Göran Rossholm
Sweden
goran.rossholm@littvet.su.se
MC Substitute
Position Paper
Several aspects of my ongoing research in narrative theory touch upon some themes which are important in the E¬-READ project. I argue that two central relations in any narrative reading are a) the reader’s search for coherence, and b) directness, i.e. the reader’s experience of being in direct, unmediated contact with the story world (this relation is most often called “immersion”). Coherence may be of several kinds, in particular three: basic linguistic coherence (what the text linguists some decades ago sometimes called “cohesion”), causal coherence and thematic coherence. The reader plays an active part with respect to all three, and the coherences found or created are crucial for the reader’s ability both to remember the story and to form expectations which in turn help finding and creating more coherence. The second basic narrative characteristic, directness, has (like coherence) several functions, but in the E-READ context one is particularly important. The word “directness” applied to reading is of course a figurative term, and as such it is closely related to its literal counterpart – to acquire information by sensing what’s happening here and now.
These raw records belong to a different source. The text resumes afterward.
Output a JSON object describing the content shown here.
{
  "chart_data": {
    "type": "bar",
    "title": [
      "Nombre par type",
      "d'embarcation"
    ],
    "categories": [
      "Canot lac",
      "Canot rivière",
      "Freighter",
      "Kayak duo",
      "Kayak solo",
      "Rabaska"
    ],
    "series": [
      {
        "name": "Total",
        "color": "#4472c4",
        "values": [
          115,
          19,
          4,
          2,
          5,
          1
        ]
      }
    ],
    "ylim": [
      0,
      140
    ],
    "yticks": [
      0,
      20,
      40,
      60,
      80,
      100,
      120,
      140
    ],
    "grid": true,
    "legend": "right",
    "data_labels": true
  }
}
By sponging on this epistemic practice, the oldest and best entrenched one that has ever existed, the reading becomes cheap and easy.
The term “narrative” in my research comprises fictional narrative literature as well as factual, the reading of books as well as the listening to a storyteller. My thesis is that some basic terms apply to all this narrative material (the terms just mentioned, to be precise). However, the three mentioned kinds of coherence might apply more or less to narratives in different genres and times and cultures. A particular question in this perspective concerns the role of the book (and its precursors), and, which goes without saying in the present context, which is the role and effect of our present digital resources.